Es fácil imaginarse a Yuri Herrera (Actopan, 1970) crudo, maldiciendo a medias por la pegajosidad de una boca seca de esa sed lépera. Sed de no ser un poeta modernista, un Octavio Paz con su lira en mano y la mano improvisando a meticulosidad cantos al Olimpo, de no ser, un continente ni contenido en la pulcritud como Arreola. Al escritor mexicano, es fácil verlo despertando con la cruda que da leer la maravilla del lenguaje rural de los personajes de Rulfo. ¿Qué doctor en letras, premio nobel de literatura o músico, tiene esa poesía al hablar? Qué sed de quitarse esa cruda siendo un lépero. Pero no un lépero cantinflero, sino un lépero con oído.
A los primeros tragos de palabras de La transmigración de los cuerpos (Periférica, 2013), uno queda atrapado por ese lenguaje que en verdad es de todos los días, pero con aliento poético: Lo despertó una sed lépera, se levantó y fue a servirse agua pero el garrafón estaba seco y del grifo escurría nomás un hilo de aire mojado. Miró con rencor el tercio de mezcal sobre la mesa y sospechó que ése iba a ser un día horrible (p. 9). ¿En qué momento uno repara en ello? El cruce entre lo que el albañil señala con el bigote embarrado de cerveza, y lo que se resbala en el lente del letrado. ¿De qué se colma la sed de la lengua? De todo, diría Yuri Herrera. No hace falta sumergirse en declaraciones suyas. Leerlo es saber su respuesta: de todo. Y eso es algo que lo hace un escritor que vale la pena leer, su capacidad para combinar temas profundos, con una prosa coloquial.
La trama parte de una epidemia que azota a una ciudad y en medio de esta crisis, el Alfaqueque debe solucionar un problema entre dos familias rivales del hampa para evitar el derramamiento de sangre. Aunque el nombre de la ciudad se omite, así como detalles que podrían indicar que se asemeja a alguna existente, es claro que tiene características propias de la zona fronteriza del norte de México: el calor, la violencia y el modo de hablar. Como sucede muchas veces con cuentos de Eduardo Antonio Parra, aunque no coloca delimitaciones geográficas ni nombres que den pista de la ciudad exacta, la atmósfera hace sentir seguro el lector al situar los personajes en la zona ya dicha del país.

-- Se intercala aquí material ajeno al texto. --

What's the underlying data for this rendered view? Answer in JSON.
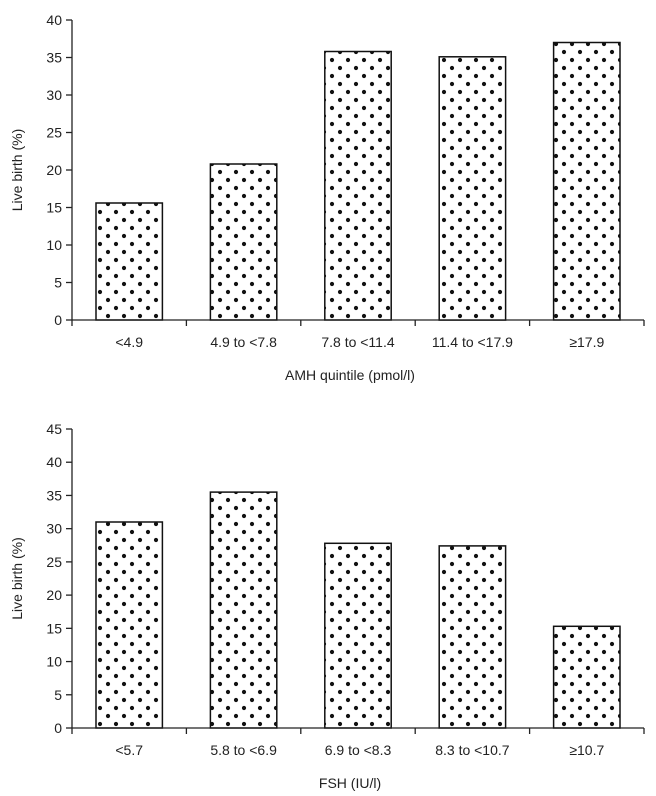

Asimismo, aunque se incorpora lentamente en la historia, se puede decir que la trama parte de una pregunta elemental que da título al libro y cuya respuesta, no se agota de manera filosófica, sino contextual: ¿en un escenario plagado de violencia, hasta dónde puede llegar la disputa por dos cuerpos? Es el trabajo del Alfaqueque mitigar esta disputa para llegar a una solución pacífica entre la familia de El Delfín y la de los Castro, quienes son capaces de rayar en lo absurdo en busca de recuperar el cuerpo de sus hijos, Romeo y La Muñe. Son mafiosos que piensan en dar el golpe y luego hacer preguntas. Punto y aparte es que Herrera, cual lenguaje de pueblo, no menciona el nombre de más de un personaje. Se circunscribe a usar sus apodos, lo cual da relevancia al contexto sobre la biografía de quienes integran la historia. El lector es sólo alguien que llega tarde al “chisme” y no tiene oportunidad de preguntar ciertos detalles, aun así queda atrapado por la historia.

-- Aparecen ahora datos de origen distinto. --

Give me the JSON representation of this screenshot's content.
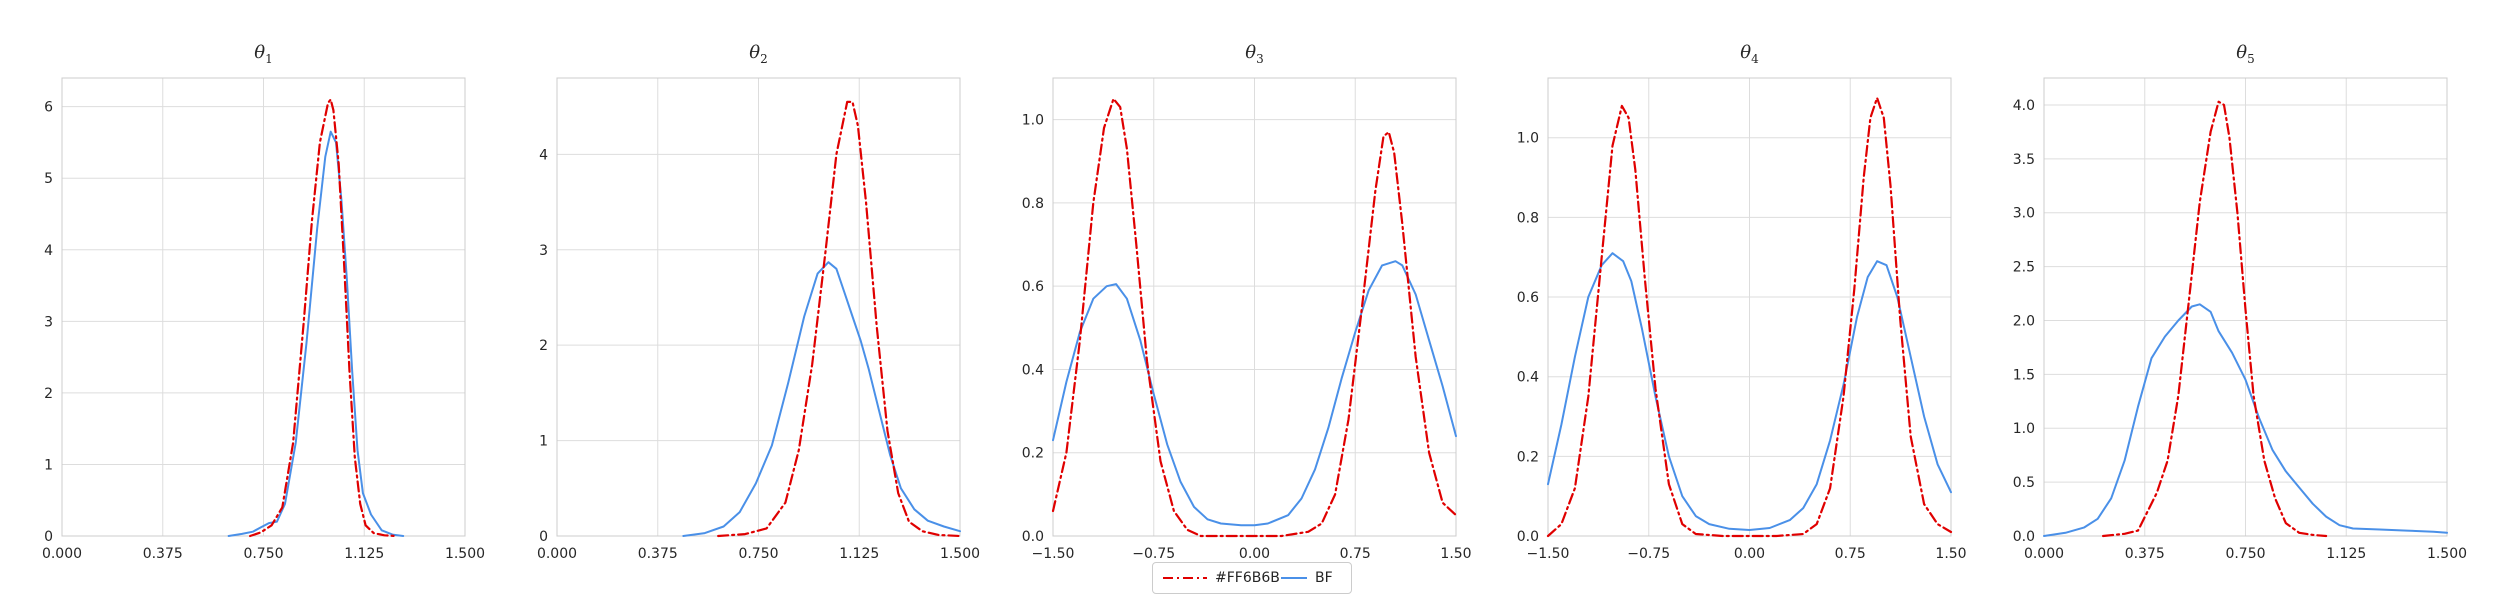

La vida del Alfaqueque está seccionada en dos partes como las dos líneas que forman la letra uve. Por un lado, está el verbo. Aunque es abogado, lo suyo en verdad es “verbear”: Verbeaba lo que fuera necesario para que la gente siguiera complicándose como mejor le pareciera, no tendría chamba si se ponía a juzgar los vicios de cada cual (p. 49). Y por el otro, dicho a secas como sin tapujos muchas veces la escribe el autor: la verga. Sobre esto, en lo profundo, reflexiona el autor entre verguear y verbear. No en el sentido de coger y hablar, sino de lo más ordinario a lo trascendental. Porque como así como el verbo es ergonómico, sólo hay que saber calzarlo con cada persona (p. 49), también la verga, las acciones, se ajustan a los escenarios. Y esto es la realidad, por mucho que algunos quieran desentrañar las cosas a través del lenguaje, la brutalidad de los días de vez en cuando se torna tan ordinaria como la palabra “verga” y no hay a donde hacerse para esquivarla, sólo queda confrontarla para intentar salir del apremio.

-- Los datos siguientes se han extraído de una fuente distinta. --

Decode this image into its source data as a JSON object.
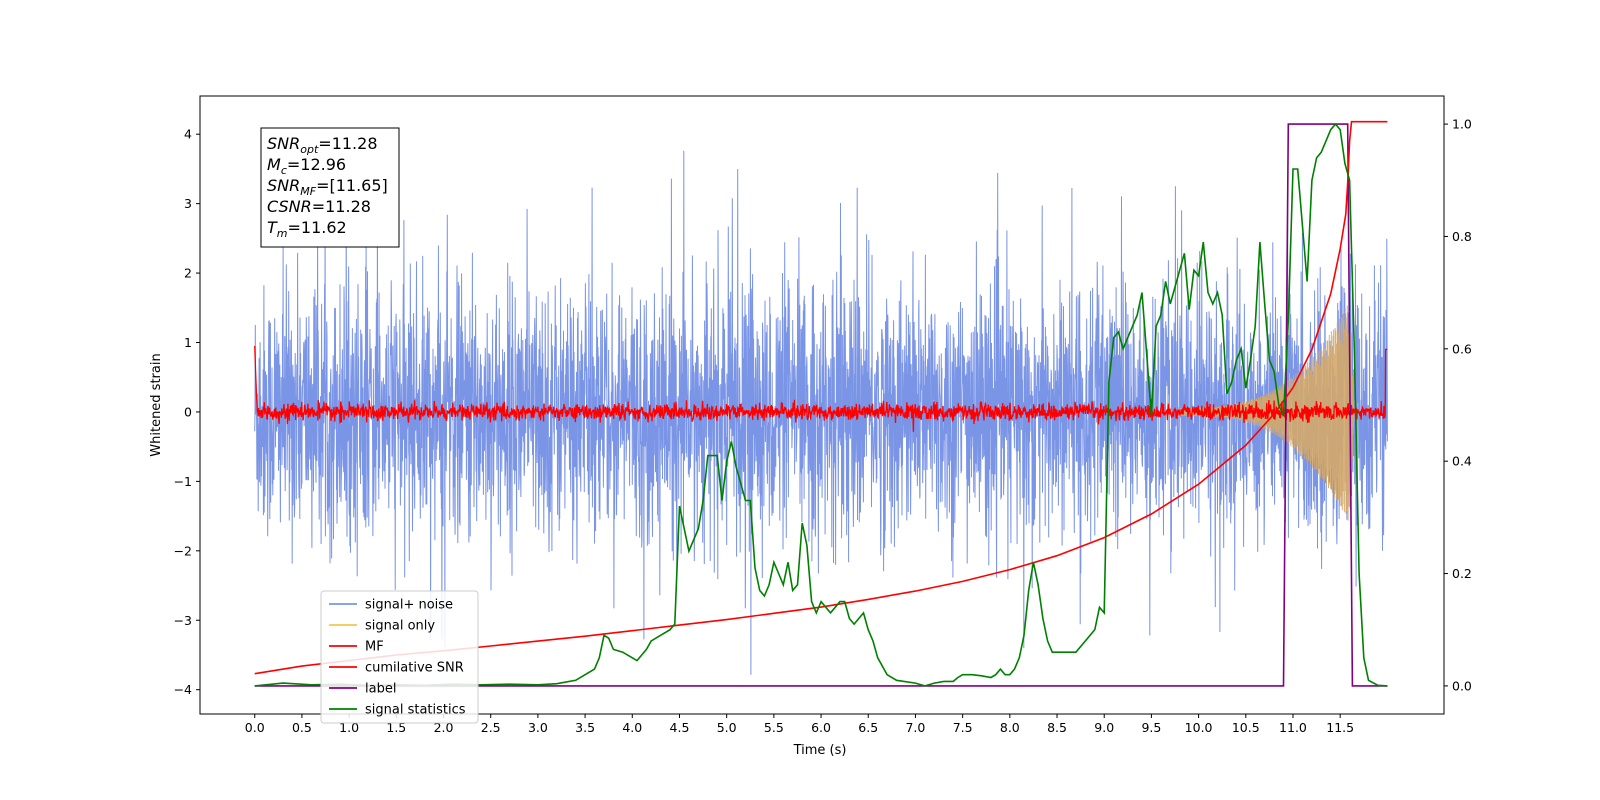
{
  "chart_data": {
    "type": "line",
    "xlabel": "Time (s)",
    "ylabel": "Whitened strain",
    "xlim": [
      -0.58,
      12.6
    ],
    "ylim_left": [
      -4.35,
      4.55
    ],
    "ylim_right": [
      -0.05,
      1.05
    ],
    "x_ticks": [
      "0.0",
      "0.5",
      "1.0",
      "1.5",
      "2.0",
      "2.5",
      "3.0",
      "3.5",
      "4.0",
      "4.5",
      "5.0",
      "5.5",
      "6.0",
      "6.5",
      "7.0",
      "7.5",
      "8.0",
      "8.5",
      "9.0",
      "9.5",
      "10.0",
      "10.5",
      "11.0",
      "11.5"
    ],
    "y_ticks_left": [
      "4",
      "3",
      "2",
      "1",
      "0",
      "−1",
      "−2",
      "−3",
      "−4"
    ],
    "y_ticks_right": [
      "1.0",
      "0.8",
      "0.6",
      "0.4",
      "0.2",
      "0.0"
    ],
    "legend": {
      "placement": "lower-left",
      "entries": [
        {
          "label": "signal+ noise",
          "color": "#7a94e6"
        },
        {
          "label": "signal only",
          "color": "#f3c64f"
        },
        {
          "label": "MF",
          "color": "#ff0000"
        },
        {
          "label": "cumilative SNR",
          "color": "#ff0000"
        },
        {
          "label": "label",
          "color": "#800080"
        },
        {
          "label": "signal statistics",
          "color": "#008000"
        }
      ]
    },
    "annotation": [
      {
        "base": "SNR",
        "sub": "opt",
        "value": "=11.28"
      },
      {
        "base": "M",
        "sub": "c",
        "value": "=12.96"
      },
      {
        "base": "SNR",
        "sub": "MF",
        "value": "=[11.65]"
      },
      {
        "base": "CSNR",
        "sub": "",
        "value": "=11.28"
      },
      {
        "base": "T",
        "sub": "m",
        "value": "=11.62"
      }
    ],
    "series": [
      {
        "name": "label",
        "axis": "right",
        "color": "#800080",
        "x": [
          0,
          10.9,
          10.95,
          11.58,
          11.63,
          12.0
        ],
        "y": [
          0,
          0,
          1,
          1,
          0,
          0
        ]
      },
      {
        "name": "cumilative SNR",
        "axis": "left",
        "color": "#ff0000",
        "x": [
          0.0,
          0.5,
          1.0,
          1.5,
          2.0,
          2.5,
          3.0,
          3.5,
          4.0,
          4.5,
          5.0,
          5.5,
          6.0,
          6.5,
          7.0,
          7.5,
          8.0,
          8.5,
          9.0,
          9.5,
          10.0,
          10.5,
          10.8,
          11.0,
          11.2,
          11.4,
          11.5,
          11.56,
          11.58,
          11.6,
          11.62,
          12.0
        ],
        "y": [
          -3.77,
          -3.66,
          -3.58,
          -3.5,
          -3.44,
          -3.37,
          -3.3,
          -3.23,
          -3.15,
          -3.07,
          -2.99,
          -2.9,
          -2.81,
          -2.7,
          -2.58,
          -2.44,
          -2.27,
          -2.07,
          -1.81,
          -1.47,
          -1.04,
          -0.48,
          -0.03,
          0.35,
          0.9,
          1.7,
          2.35,
          2.85,
          3.3,
          3.9,
          4.18,
          4.18
        ]
      },
      {
        "name": "signal statistics",
        "axis": "right",
        "color": "#008000",
        "x": [
          0.0,
          0.3,
          0.6,
          0.9,
          1.2,
          1.5,
          1.8,
          2.1,
          2.4,
          2.7,
          3.0,
          3.2,
          3.4,
          3.5,
          3.6,
          3.65,
          3.7,
          3.75,
          3.8,
          3.9,
          4.0,
          4.05,
          4.1,
          4.15,
          4.2,
          4.3,
          4.4,
          4.45,
          4.5,
          4.6,
          4.7,
          4.75,
          4.8,
          4.9,
          4.95,
          5.0,
          5.05,
          5.1,
          5.2,
          5.25,
          5.3,
          5.35,
          5.4,
          5.45,
          5.5,
          5.55,
          5.6,
          5.65,
          5.7,
          5.75,
          5.8,
          5.85,
          5.9,
          5.95,
          6.0,
          6.05,
          6.1,
          6.15,
          6.2,
          6.25,
          6.3,
          6.35,
          6.4,
          6.45,
          6.5,
          6.55,
          6.6,
          6.7,
          6.8,
          7.0,
          7.1,
          7.2,
          7.3,
          7.4,
          7.45,
          7.5,
          7.6,
          7.7,
          7.8,
          7.85,
          7.9,
          7.95,
          8.0,
          8.05,
          8.1,
          8.15,
          8.2,
          8.25,
          8.3,
          8.35,
          8.4,
          8.45,
          8.5,
          8.6,
          8.7,
          8.8,
          8.9,
          8.95,
          9.0,
          9.05,
          9.1,
          9.15,
          9.2,
          9.25,
          9.3,
          9.35,
          9.4,
          9.45,
          9.5,
          9.55,
          9.6,
          9.65,
          9.7,
          9.75,
          9.8,
          9.85,
          9.9,
          9.95,
          10.0,
          10.05,
          10.1,
          10.15,
          10.2,
          10.25,
          10.3,
          10.35,
          10.4,
          10.45,
          10.5,
          10.55,
          10.6,
          10.65,
          10.7,
          10.75,
          10.8,
          10.85,
          10.9,
          10.95,
          11.0,
          11.05,
          11.1,
          11.15,
          11.2,
          11.25,
          11.3,
          11.35,
          11.4,
          11.45,
          11.5,
          11.55,
          11.6,
          11.65,
          11.7,
          11.75,
          11.8,
          11.9,
          12.0
        ],
        "y": [
          0.0,
          0.005,
          0.002,
          0.003,
          0.001,
          0.002,
          0.001,
          0.003,
          0.002,
          0.003,
          0.002,
          0.004,
          0.01,
          0.02,
          0.03,
          0.05,
          0.09,
          0.085,
          0.065,
          0.06,
          0.05,
          0.045,
          0.055,
          0.065,
          0.08,
          0.09,
          0.1,
          0.11,
          0.32,
          0.24,
          0.28,
          0.33,
          0.41,
          0.41,
          0.33,
          0.4,
          0.435,
          0.39,
          0.33,
          0.33,
          0.21,
          0.17,
          0.16,
          0.18,
          0.22,
          0.2,
          0.18,
          0.22,
          0.17,
          0.18,
          0.29,
          0.25,
          0.15,
          0.13,
          0.15,
          0.14,
          0.13,
          0.14,
          0.15,
          0.15,
          0.12,
          0.11,
          0.12,
          0.13,
          0.1,
          0.08,
          0.05,
          0.02,
          0.01,
          0.005,
          0.0,
          0.005,
          0.008,
          0.008,
          0.015,
          0.02,
          0.02,
          0.018,
          0.015,
          0.02,
          0.03,
          0.02,
          0.02,
          0.03,
          0.05,
          0.09,
          0.17,
          0.22,
          0.18,
          0.12,
          0.08,
          0.06,
          0.06,
          0.06,
          0.06,
          0.08,
          0.1,
          0.14,
          0.13,
          0.54,
          0.62,
          0.63,
          0.6,
          0.62,
          0.64,
          0.66,
          0.7,
          0.59,
          0.48,
          0.64,
          0.66,
          0.72,
          0.68,
          0.71,
          0.74,
          0.77,
          0.67,
          0.74,
          0.73,
          0.79,
          0.7,
          0.68,
          0.7,
          0.66,
          0.52,
          0.54,
          0.58,
          0.6,
          0.53,
          0.58,
          0.64,
          0.79,
          0.68,
          0.58,
          0.56,
          0.5,
          0.48,
          0.65,
          0.92,
          0.92,
          0.82,
          0.72,
          0.9,
          0.94,
          0.95,
          0.97,
          0.99,
          1.0,
          0.99,
          0.93,
          0.9,
          0.6,
          0.2,
          0.05,
          0.01,
          0.001,
          0.0
        ]
      }
    ]
  }
}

“El as del verbo” aparece como un personaje seguro para resolver problemas entre mafiosos, sin embargo, hay un rasgo que lo vuelve más humano: su desconfianza para conquistar mujeres. Se describe a sí mismo como alguien feo, no obstante, logra la proeza de acostarse con su compañera de la gran casa, a estilo de vecindario, en la que reside: La Tres Veces Rubia. No lo asimila: Le sorprendió que la Tres Veces Rubia empezara a quitarle la camisa; que ella también quisiera (p. 28). Y una vez más muestra su inseguridad cuando Vicky, amiga del Alfaqueque, lo molesta con ¿Qué, tienes las manos muy rasposas? Y le responde: No, a veces suceden milagros (p. 81)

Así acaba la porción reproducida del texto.